Высота - страница 12

стр.

— Вопросы есть?

— Не мешало бы к сухарям да махорке подбросить побольше патронов. С ними как-то веселей на душе, товарищ капитан, — сказал немолодой уже сержант-сверхсрочник, участник боев у озера Хасан. На его груди тускло поблескивала медаль «За отвагу».

Этого разговора капитан ждал. И знал, что кадровые сержанты-командиры, понюхавшие пороха у озера Хасан, его обязательно поднимут.

— Полный боекомплект патронов и гранат получите в Можайске! А сейчас — всем проверить готовность к бою личного оружия!.. Через два-три часа будем разгружаться в Можайске! На боевые позиции будем следовать походным маршем. А потому всем как следует навернуть портянки. Чтобы ни у кого не было потертостей! Есть вопросы?

— А сколько километров от Можайска до Бородинского поля? — спросил сержант-сверхсрочник с медалью на груди.

— Девять километров. Предупреждаю… — Голос капитана потонул в лязге буферов вагона и чугунном скрипе колес. — Задача ясна?! — стараясь перекрыть грохот, прокричал капитан.

— Ясна!.. — хором ответили бойцы.

— Встретимся в Можайске! Я буду в вагоне первого взвода. — С этими словами капитан легко выпрыгнул из вагона, не пользуясь стремянкой, и скрылся в ночной темноте.

— Да, братцы!.. Бородинское поле — это не Хасан!.. — выдохнул боец в шинели внакидку. — Но ничего, посмотрим!.. Если не выручит пуля-дура, поможет штык-молодец. Думаю, все в школе проходили Лермонтова. — Сделав паузу, боец оглядел всех, кто толпился у «буржуйки», потом медленно как заклинание произнес: «…недаром помнит вся Россия про день Бородина…»

Будоражащие сердце названия селений, мимо которых грохотал эшелон, оставались позади: Одинцово, Голицыно, Кубинка, Тучково, Дорохово…

Можайский рубеж обороны был центральным участком Западного фронта. Сердцем этого рубежа было Бородинское поле.

ГЛАВА ЧЕТВЕРТАЯ

Живет у приморских народов поверье: если за кораблем день, второй, третий плывет акула, значит, быть на корабле покойнику, хотя вся команда, начиная от капитана и кончая самым молодым матросом, пребывает в добром здравии. Сквозь толщу веков чабаны горных пастбищ донесли до наших дней примету, тайна которой до сих пор не разгадана наукой: за несколько дней до землетрясения змеи выползают из расщелин гор на равнины.

Вот и теперь… Беснующееся воронье!.. Третий день оно со зловещим надрывным карканьем кружит над Бородинским полем, словно в предвкушении кровавого пиршества. Даже дремучие старики и старухи Горок, Бородина, села Семеновского, Шевардино и близлежащих к Бородинскому полю деревень не помнят, чтобы на их веку белые, гонимые с запада легким ветром невесомые облака застилались черным листопадом каркающего воронья.

Но только спустя годы после войны люди узнают, как недалеко от Можайска, под Вязьмой, четыре попавшие в окружение армии Резервного и Западного фронтов две недели дрались не на жизнь, а на смерть, чтобы вырваться из вражеского окружения.
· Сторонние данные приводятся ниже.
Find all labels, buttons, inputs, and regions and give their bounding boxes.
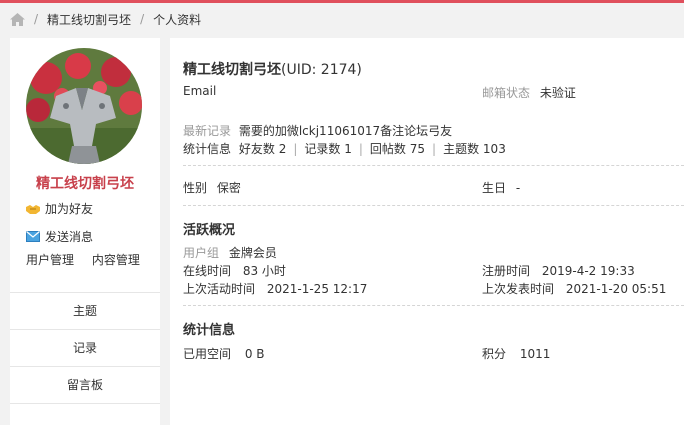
- last-post-row: 上次发表时间 2021-1-20 05:51: [482, 280, 666, 297]
- online-label: 在线时间: [183, 264, 232, 278]
- online-value: 83 小时: [242, 264, 286, 278]
- space-row: 已用空间 0 B: [183, 345, 265, 362]
- online-row: 在线时间 83 小时: [183, 262, 286, 279]
- gender-label: 性别: [183, 181, 208, 195]
- envelope-icon: [26, 230, 40, 243]
- profile-sidebar: 精工线切割弓坯 加为好友 发送消息 用户管理 内容管理 主题 记录 留言板: [10, 38, 160, 425]
- space-value: 0 B: [244, 347, 265, 361]
- email-label: Email: [183, 84, 217, 98]
- profile-main: 精工线切割弓坯(UID: 2174) Email 邮箱状态 未验证 最新记录 需…: [170, 38, 684, 425]
- breadcrumb-separator: /: [34, 12, 39, 26]
- user-manage-link[interactable]: 用户管理: [26, 253, 74, 267]
- avatar[interactable]: [26, 48, 142, 164]
- birthday-row: 生日 -: [482, 179, 520, 196]
- add-friend-link[interactable]: 加为好友: [26, 200, 93, 217]
- stats-row: 统计信息 好友数 2 | 记录数 1 | 回帖数 75 | 主题数 103: [183, 140, 506, 157]
- stat-replies-value: 75: [409, 142, 426, 156]
- stat-records-label: 记录数: [304, 142, 341, 156]
- latest-record: 最新记录 需要的加微lckj11061017备注论坛弓友: [183, 122, 452, 139]
- breadcrumb: / 精工线切割弓坯 / 个人资料: [10, 10, 201, 28]
- page-title: 精工线切割弓坯(UID: 2174): [183, 59, 362, 79]
- divider: [183, 305, 684, 306]
- stat-friends[interactable]: 好友数 2: [239, 142, 286, 156]
- stat-records[interactable]: 记录数 1: [304, 142, 351, 156]
- stat-friends-value: 2: [278, 142, 287, 156]
- sidebar-item-threads[interactable]: 主题: [10, 292, 160, 329]
- stat-threads-value: 103: [482, 142, 506, 156]
- register-value: 2019-4-2 19:33: [541, 264, 635, 278]
- email-status-label: 邮箱状态: [482, 86, 531, 100]
- pipe-divider: |: [358, 142, 363, 156]
- gender-value: 保密: [216, 181, 241, 195]
- pipe-divider: |: [293, 142, 298, 156]
- last-active-row: 上次活动时间 2021-1-25 12:17: [183, 280, 367, 297]
- last-active-value: 2021-1-25 12:17: [266, 282, 368, 296]
- management-links: 用户管理 内容管理: [26, 251, 154, 268]
- breadcrumb-item-profile: 个人资料: [153, 12, 202, 27]
- sidebar-nav: 主题 记录 留言板: [10, 292, 160, 404]
- handshake-icon: [26, 203, 40, 215]
- email-status-value: 未验证: [539, 86, 576, 100]
- points-label: 积分: [482, 347, 507, 361]
- group-label: 用户组: [183, 246, 220, 260]
- points-row: 积分 1011: [482, 345, 550, 362]
- stats-label: 统计信息: [183, 142, 232, 156]
- pipe-divider: |: [432, 142, 437, 156]
- latest-record-label: 最新记录: [183, 124, 232, 138]
- send-message-label: 发送消息: [45, 230, 94, 244]
- activity-title: 活跃概况: [183, 223, 236, 238]
- birthday-value: -: [515, 181, 521, 195]
- breadcrumb-separator: /: [140, 12, 145, 26]
- divider: [183, 205, 684, 206]
- stat-records-value: 1: [344, 142, 352, 156]
- username: 精工线切割弓坯: [36, 176, 134, 192]
- content-manage-link[interactable]: 内容管理: [92, 253, 140, 267]
- stat-replies[interactable]: 回帖数 75: [370, 142, 425, 156]
- add-friend-label: 加为好友: [45, 202, 94, 216]
- last-post-value: 2021-1-20 05:51: [565, 282, 667, 296]
- sidebar-item-records[interactable]: 记录: [10, 329, 160, 366]
- email-status: 邮箱状态 未验证: [482, 84, 576, 101]
- register-row: 注册时间 2019-4-2 19:33: [482, 262, 635, 279]
- stat-friends-label: 好友数: [238, 142, 275, 156]
- last-post-label: 上次发表时间: [482, 282, 555, 296]
- profile-name: 精工线切割弓坯: [183, 62, 281, 78]
- space-label: 已用空间: [183, 347, 232, 361]
- group-row: 用户组 金牌会员: [183, 244, 277, 261]
- last-active-label: 上次活动时间: [183, 282, 256, 296]
- sidebar-item-guestbook[interactable]: 留言板: [10, 366, 160, 404]
- statistics-title: 统计信息: [183, 323, 236, 338]
- profile-uid: (UID: 2174): [281, 62, 362, 78]
- points-value: 1011: [519, 347, 551, 361]
- stat-threads[interactable]: 主题数 103: [443, 142, 506, 156]
- birthday-label: 生日: [482, 181, 507, 195]
- stat-threads-label: 主题数: [443, 142, 480, 156]
- group-value[interactable]: 金牌会员: [229, 246, 277, 260]
- latest-record-text[interactable]: 需要的加微lckj11061017备注论坛弓友: [239, 124, 452, 138]
- breadcrumb-item-user[interactable]: 精工线切割弓坯: [47, 11, 131, 28]
- home-icon[interactable]: [10, 12, 25, 26]
- stat-replies-label: 回帖数: [369, 142, 406, 156]
- gender-row: 性别 保密: [183, 179, 241, 196]
- register-label: 注册时间: [482, 264, 531, 278]
- divider: [183, 165, 684, 166]
- top-accent-line: [0, 0, 684, 3]
- send-message-link[interactable]: 发送消息: [26, 228, 93, 245]
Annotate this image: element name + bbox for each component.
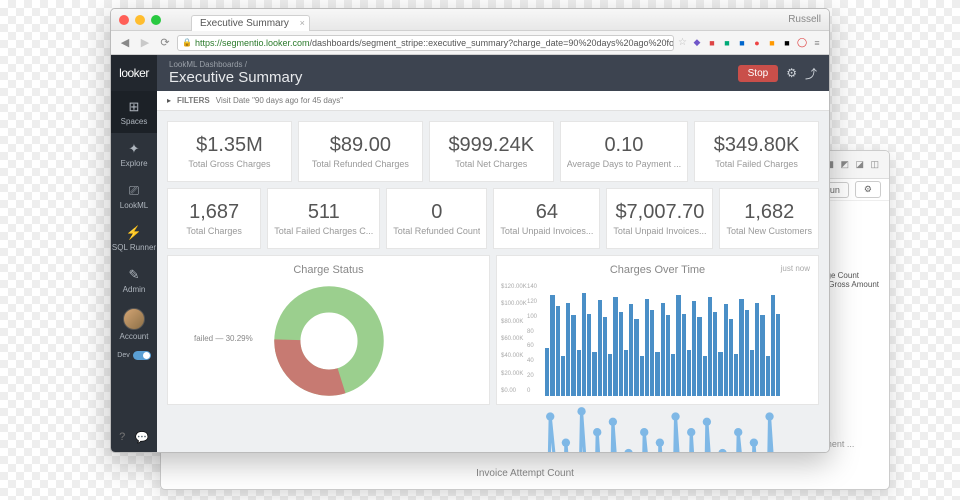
- tile-failed-count[interactable]: 511Total Failed Charges C...: [267, 188, 380, 249]
- browser-window: Executive Summary × Russell ◀ ▶ ⟳ 🔒 http…: [110, 8, 830, 453]
- sidebar-item-explore[interactable]: ✦ Explore: [111, 133, 157, 175]
- extension-icons: ◆ ■ ■ ■ ● ■ ■ ◯ ≡: [691, 37, 823, 49]
- stop-button[interactable]: Stop: [738, 65, 779, 82]
- tile-refunded-count[interactable]: 0Total Refunded Count: [386, 188, 487, 249]
- tile-unpaid-invoices-amount[interactable]: $7,007.70Total Unpaid Invoices...: [606, 188, 713, 249]
- filters-label: FILTERS: [177, 96, 210, 105]
- tiles-row-1: $1.35MTotal Gross Charges $89.00Total Re…: [167, 121, 819, 182]
- back-button[interactable]: ◀: [117, 35, 133, 51]
- tab-title: Executive Summary: [200, 18, 289, 29]
- maximize-icon[interactable]: [151, 15, 161, 25]
- bar-chart: [545, 286, 780, 396]
- share-icon[interactable]: ⤴: [805, 65, 817, 82]
- bg-bottom-label: Invoice Attempt Count: [476, 468, 574, 479]
- star-icon[interactable]: ☆: [678, 37, 687, 48]
- sidebar-item-account[interactable]: Account: [111, 301, 157, 343]
- sidebar: looker ⊞ Spaces ✦ Explore ⎚ LookML ⚡ SQL…: [111, 55, 157, 452]
- tile-failed-charges[interactable]: $349.80KTotal Failed Charges: [694, 121, 819, 182]
- sidebar-item-sql[interactable]: ⚡ SQL Runner: [111, 217, 157, 259]
- chevron-right-icon: ▸: [167, 96, 171, 105]
- tile-new-customers[interactable]: 1,682Total New Customers: [719, 188, 819, 249]
- ext-icon[interactable]: ◯: [796, 37, 808, 49]
- bg-gear-button[interactable]: ⚙: [855, 181, 881, 198]
- sidebar-item-lookml[interactable]: ⎚ LookML: [111, 175, 157, 217]
- window-titlebar: Executive Summary × Russell: [111, 9, 829, 31]
- wrench-icon: ✎: [129, 267, 140, 283]
- help-icon[interactable]: ?: [119, 431, 125, 444]
- sidebar-item-label: Explore: [120, 159, 147, 168]
- dev-mode-toggle[interactable]: Dev: [117, 351, 150, 360]
- sidebar-item-spaces[interactable]: ⊞ Spaces: [111, 91, 157, 133]
- code-icon: ⎚: [129, 183, 139, 199]
- donut-slice-label: failed — 30.29%: [194, 334, 253, 343]
- chart-title: Charge Status: [176, 264, 481, 276]
- tile-total-charges[interactable]: 1,687Total Charges: [167, 188, 261, 249]
- toggle-switch[interactable]: [133, 351, 151, 360]
- main-content: LookML Dashboards / Executive Summary St…: [157, 55, 829, 452]
- forward-button[interactable]: ▶: [137, 35, 153, 51]
- close-icon[interactable]: [119, 15, 129, 25]
- page-header: LookML Dashboards / Executive Summary St…: [157, 55, 829, 91]
- ext-icon[interactable]: ●: [751, 37, 763, 49]
- compass-icon: ✦: [129, 141, 140, 157]
- chart-charge-status[interactable]: Charge Status failed — 30.29%: [167, 255, 490, 405]
- grid-icon: ⊞: [129, 99, 140, 115]
- lock-icon: 🔒: [182, 38, 192, 47]
- sidebar-item-admin[interactable]: ✎ Admin: [111, 259, 157, 301]
- tile-gross-charges[interactable]: $1.35MTotal Gross Charges: [167, 121, 292, 182]
- page-title: Executive Summary: [169, 69, 302, 86]
- ext-icon[interactable]: ■: [781, 37, 793, 49]
- sidebar-item-label: SQL Runner: [112, 243, 156, 252]
- sidebar-item-label: LookML: [120, 201, 148, 210]
- bolt-icon: ⚡: [126, 225, 142, 241]
- minimize-icon[interactable]: [135, 15, 145, 25]
- reload-button[interactable]: ⟳: [157, 35, 173, 51]
- ext-icon[interactable]: ■: [766, 37, 778, 49]
- profile-name: Russell: [788, 14, 821, 25]
- tile-avg-days-payment[interactable]: 0.10Average Days to Payment ...: [560, 121, 688, 182]
- donut-chart: [274, 286, 384, 396]
- gear-icon[interactable]: ⚙: [786, 66, 797, 80]
- url-input[interactable]: 🔒 https://segmentio.looker.com/dashboard…: [177, 35, 674, 51]
- menu-icon[interactable]: ≡: [811, 37, 823, 49]
- address-bar: ◀ ▶ ⟳ 🔒 https://segmentio.looker.com/das…: [111, 31, 829, 55]
- breadcrumb[interactable]: LookML Dashboards /: [169, 60, 302, 69]
- dashboard-body: $1.35MTotal Gross Charges $89.00Total Re…: [157, 111, 829, 452]
- filter-bar[interactable]: ▸ FILTERS Visit Date "90 days ago for 45…: [157, 91, 829, 111]
- tab-close-icon[interactable]: ×: [300, 18, 305, 28]
- ext-icon[interactable]: ◆: [691, 37, 703, 49]
- ext-icon[interactable]: ■: [736, 37, 748, 49]
- sidebar-item-label: Admin: [123, 285, 146, 294]
- chat-icon[interactable]: 💬: [135, 431, 149, 444]
- chart-charges-over-time[interactable]: Charges Over Time just now $120.00K$100.…: [496, 255, 819, 405]
- sidebar-item-label: Spaces: [121, 117, 148, 126]
- tile-unpaid-invoices[interactable]: 64Total Unpaid Invoices...: [493, 188, 600, 249]
- ext-icon[interactable]: ■: [721, 37, 733, 49]
- sidebar-item-label: Account: [120, 332, 149, 341]
- chart-title: Charges Over Time: [505, 264, 810, 276]
- ext-icon[interactable]: ■: [706, 37, 718, 49]
- browser-tab[interactable]: Executive Summary ×: [191, 15, 310, 31]
- tile-refunded-charges[interactable]: $89.00Total Refunded Charges: [298, 121, 423, 182]
- tile-net-charges[interactable]: $999.24KTotal Net Charges: [429, 121, 554, 182]
- chart-timestamp: just now: [781, 264, 810, 273]
- y-axis-right: 140120100806040200: [527, 284, 537, 394]
- filter-text: Visit Date "90 days ago for 45 days": [216, 96, 343, 105]
- y-axis-left: $120.00K$100.00K$80.00K$60.00K$40.00K$20…: [501, 284, 527, 394]
- tiles-row-2: 1,687Total Charges 511Total Failed Charg…: [167, 188, 819, 249]
- avatar: [123, 308, 145, 330]
- logo[interactable]: looker: [111, 55, 157, 91]
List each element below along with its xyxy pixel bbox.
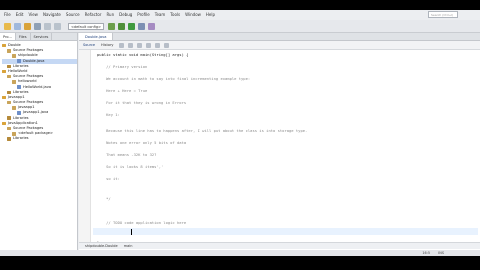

Дрались сотни тысяч, а из кольца вышли лишь мелкие разрозненные группы израненных, измученных бойцов и командиров. А те, что сложили свои головы на поле боя под Вязьмой, остались лежать навсегда в древней земле смоленской. А ветер… ему, ветру, все равно что нести на своих легких и быстрых крыльях: тонкие запахи полевых незабудок и ландышей или смердящее зловоние разлагающихся трупов…

То, что на оперативных штабных картах Верховного Главнокомандования было обозначено топографически как Можайский рубеж обороны, на изрытой лопатами и кирками живой земле выглядело по-другому: противотанковые рвы и надолбы, извилистые окопы и траншеи, трехнакатные блиндажи и бетонированные доты, командные и наблюдательные пункты, огневые и запасные позиции, землянки медсанбатов… Никогда еще со времен сражений с наполеоновской армией Минское шоссе и Старая Смоленская дорога не испытывали такого круглосуточного напряжения, как в октябре сорок первого года. Казалось: сумей заговорить в эти тяжкие дни дорога, она взмолилась бы: «Люди!.. Что вы делаете?! Ведь и у дороги есть мера сил и предел терпения. Умирает не только человек, умирает и дорога…» Но Старая Смоленская дорога жила, не умирала. Она, как и россиянин «во дни торжеств и бед народных», напрягалась до последней своей силушки и молча благословляла на праведный бой всех, кто двигался по ее натруженной спине и полуразбитым обочинам.